Drug and alcohol rehab in the North East is the first step towards addiction recovery, helping you to both detoxes from substances safely but also helping you to learn the best methods of staying sober long term.
There are many factors that go into every individual’s addiction recovery, so it is impossible to determine just what will work for who, but addiction rehab has proven to help people get their lives back from the cycle of addiction.
Professional addiction treatment is regularly cited as helping people maintain short-term sobriety over 2 years, and long-term recovery has cited professional addiction treatment as helping them to remain sober for an average of 12 years. 
Professional treatment has also been demonstrated to help reduce the risk of relapse too 
Rather than struggling alone, reaching out for help can provide you with much-needed practical, psychological, physical and social support from people who have in-depth knowledge of addiction.
Getting sober is difficult, so finding the right support to help you in your recovery is key to successful, long-term addiction recovery.

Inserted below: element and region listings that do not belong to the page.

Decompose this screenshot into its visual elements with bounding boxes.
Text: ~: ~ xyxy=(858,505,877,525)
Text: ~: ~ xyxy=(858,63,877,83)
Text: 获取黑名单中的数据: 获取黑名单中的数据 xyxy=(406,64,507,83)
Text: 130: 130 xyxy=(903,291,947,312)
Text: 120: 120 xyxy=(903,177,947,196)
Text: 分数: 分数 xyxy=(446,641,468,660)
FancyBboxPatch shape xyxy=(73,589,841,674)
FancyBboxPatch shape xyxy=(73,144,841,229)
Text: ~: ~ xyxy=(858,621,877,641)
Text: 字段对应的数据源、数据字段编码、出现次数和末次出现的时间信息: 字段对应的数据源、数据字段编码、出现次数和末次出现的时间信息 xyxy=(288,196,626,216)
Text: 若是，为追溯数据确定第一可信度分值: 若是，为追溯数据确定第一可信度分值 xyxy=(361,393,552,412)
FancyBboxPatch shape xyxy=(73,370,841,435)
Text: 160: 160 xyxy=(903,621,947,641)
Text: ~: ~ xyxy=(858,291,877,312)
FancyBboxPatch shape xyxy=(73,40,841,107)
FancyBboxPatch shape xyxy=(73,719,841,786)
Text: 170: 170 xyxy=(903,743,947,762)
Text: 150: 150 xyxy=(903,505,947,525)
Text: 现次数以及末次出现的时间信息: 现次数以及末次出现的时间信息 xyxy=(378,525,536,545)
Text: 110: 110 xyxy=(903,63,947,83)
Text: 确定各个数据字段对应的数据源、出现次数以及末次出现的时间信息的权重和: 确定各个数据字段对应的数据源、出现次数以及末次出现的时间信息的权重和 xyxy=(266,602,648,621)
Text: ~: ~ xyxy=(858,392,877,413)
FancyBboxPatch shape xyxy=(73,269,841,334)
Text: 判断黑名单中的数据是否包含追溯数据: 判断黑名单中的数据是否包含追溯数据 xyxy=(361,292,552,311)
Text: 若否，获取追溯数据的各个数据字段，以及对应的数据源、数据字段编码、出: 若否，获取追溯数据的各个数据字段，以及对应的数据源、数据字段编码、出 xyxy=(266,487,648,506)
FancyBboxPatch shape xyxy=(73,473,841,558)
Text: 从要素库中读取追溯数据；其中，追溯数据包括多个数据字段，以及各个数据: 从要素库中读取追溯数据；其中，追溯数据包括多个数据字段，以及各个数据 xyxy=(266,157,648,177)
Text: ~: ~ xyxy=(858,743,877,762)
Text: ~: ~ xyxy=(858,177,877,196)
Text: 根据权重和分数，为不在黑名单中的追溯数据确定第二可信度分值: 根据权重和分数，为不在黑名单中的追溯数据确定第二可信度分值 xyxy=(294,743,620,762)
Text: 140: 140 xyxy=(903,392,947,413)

Alcohol and drug addiction can be incredibly challenging to go through, for the person themselves as well as their loved ones.
However, with drug and alcohol rehab in the North East, you can find the addiction treatment to help you recover safely from your substance dependency and achieve long-term sobriety.
Below, we list a number of other resources that you may find useful in your search for quality and suitable rehab treatment in the UK:
Rehab 4 Alcoholism offers safe and secure alcohol detoxification treatment throughout the United Kingdom. Centres are typically residential in nature and offer a diverse range of treatment plans depending on the severity of addiction and the personal wishes of patients.
Please call Rehab 4 Alcoholism today by dialling 0800 111 4108.
There are various types of rehab centres available in Drug & Alcohol Rehabs in the North East, including inpatient alcohol rehab, luxury alcohol rehab, and private drug rehabs.